Two brief pieces in the Guardian caught my eye this week.
In the first, Peter Higgs – the discover of the Higgs bosun – confessed that, in today’s hyper-accelerated version of the academic world, he wouldn’t merit tenure. Higgs, the paper reported: “doubts a similar breakthrough could be achieved in today’s academic culture, because of the expectations on academics to collaborate and keep churning out papers. He said: ‘It’s difficult to imagine how I would ever have enough peace and quiet in the present sort of climate to do what I did in 1964.’ He became ‘an embarrassment to the department when they did research assessment exercises’. A message would go around the department saying: ‘Please give a list of your recent publications.’ Higgs said: ‘I would send back a statement: None.’”
In the second, the Guardian’s professional desk worried about the rise of mental illness among academics, a reflection, their reporter surmised, of an increasingly competitive environment, where the pace of “a heavy work loads, a long hours culture, and conflicting management demands.” One researcher, looking for a root cause, singled out “poor work-life balance as a key factor, with academics putting in increasing hours as they attempt to respond to high levels of internal and external scrutiny, a fast pace of change and the notion of students as customers – leading to demands such as 24-hour limit for responses to student queries.”
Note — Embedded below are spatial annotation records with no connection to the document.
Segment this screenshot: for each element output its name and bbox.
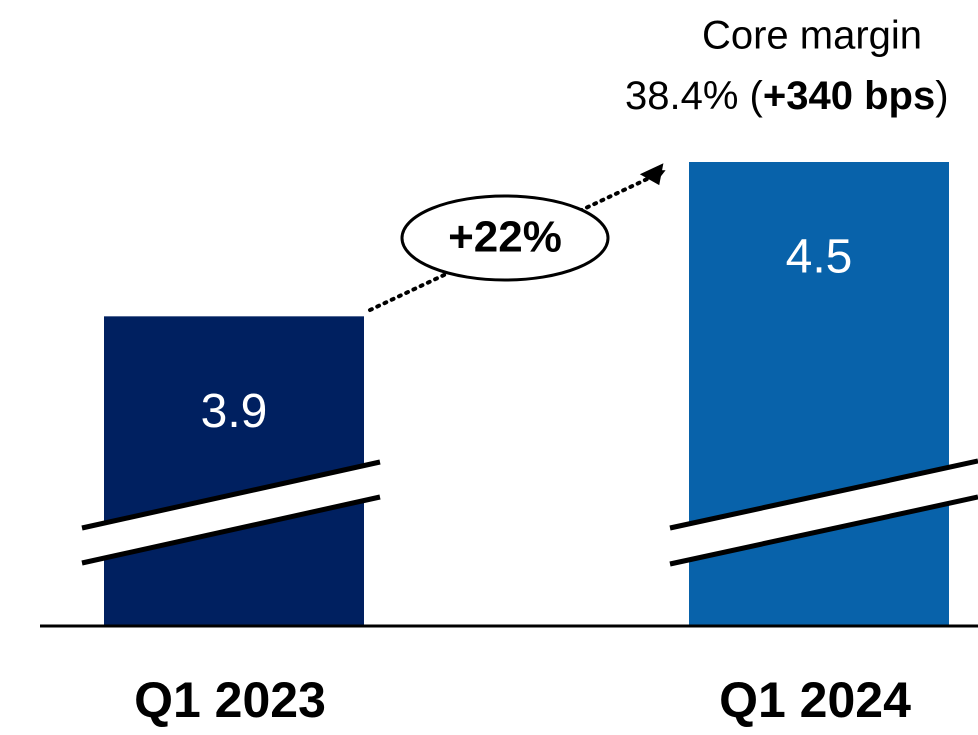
bar (104, 316, 364, 625)
margin-value: 38.4% ( (625, 74, 764, 118)
margin-change: +340 bps (763, 74, 935, 118)
growth-bubble (400, 194, 610, 282)
value-label: 4.5 (786, 231, 853, 284)
break-gap (670, 461, 978, 564)
break-gap (82, 462, 380, 563)
growth-label: +22% (448, 213, 562, 262)
x-tick-label: Q1 2024 (719, 672, 911, 728)
value-label: 3.9 (201, 385, 268, 438)
x-tick-label: Q1 2023 (134, 672, 326, 728)
axis-breaks (81, 458, 978, 567)
break-line (669, 458, 978, 531)
break-line (81, 494, 381, 566)
annotation-value: 38.4% (+340 bps) (625, 74, 949, 118)
arrow-head (639, 163, 664, 186)
annotation-label: Core margin (702, 14, 922, 58)
margin-close: ) (935, 74, 948, 118)
break-line (669, 494, 978, 567)
break-line (81, 459, 381, 531)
In the effort to document – to measure for quantity and assess for quality – research and teaching, much has been lost. But among the most important things might well be the capacity of people to dream, to let an idea slowly drift up to the surface. We know how to quantity productivity, and we can incentivize ambition, but we can’t leverage resources to create imagination. With Higgs’s caution in mind, everyone thinking about a book or an essay or a dissertation ought to be sure to leave time for dreaming.
I don’t mean this brief riff to be a boring, trite little intervention into debates about the struggle for a “work/life balance.” I mean it, instead, to be a caution that in prioritizing professional drive, we’ve lost the soulful experience of discovery. We’ve turned academic writing into something that – were it made into a film – might be directed by Paul Greengrass, all fast cuts and shaky-cams, with lots of running and chasing and, perhaps, an explosion or two.
Like many, I enjoy the rush of writing, Greengreass-meets-Kerouac-style, fueled by all-nighters and caffeine and a little bourbon, and illuminated by the flash and bang of daily word counts. I love the dazzling conclusion, the celebration of the end. “I want to go fast,” says Ricky Bobby. And really, who doesn’t?
But I also remember, tracing back the origins of books, that the story of each one begins not with a race but with a long pause. With dreamtime. I spent one semester of fellowship far away from my home, watching television, going for long walks and jogs, and eating too much bacon and eggs. I wrote two chapters, but gained a lot more insight into what, exactly, I was doing on the page in those moments when the laptop was closed and the books were put away.
When we look out for each other, we should remember the importance of time for reflection and deliberation, for patience, because dreams come while we sleep, and not while we run recklessly in the daylight. And when we respond to the assessors, we should remind them that ‘peace and quiet’ is a part of the job. It makes it possible for the big ideas to happen.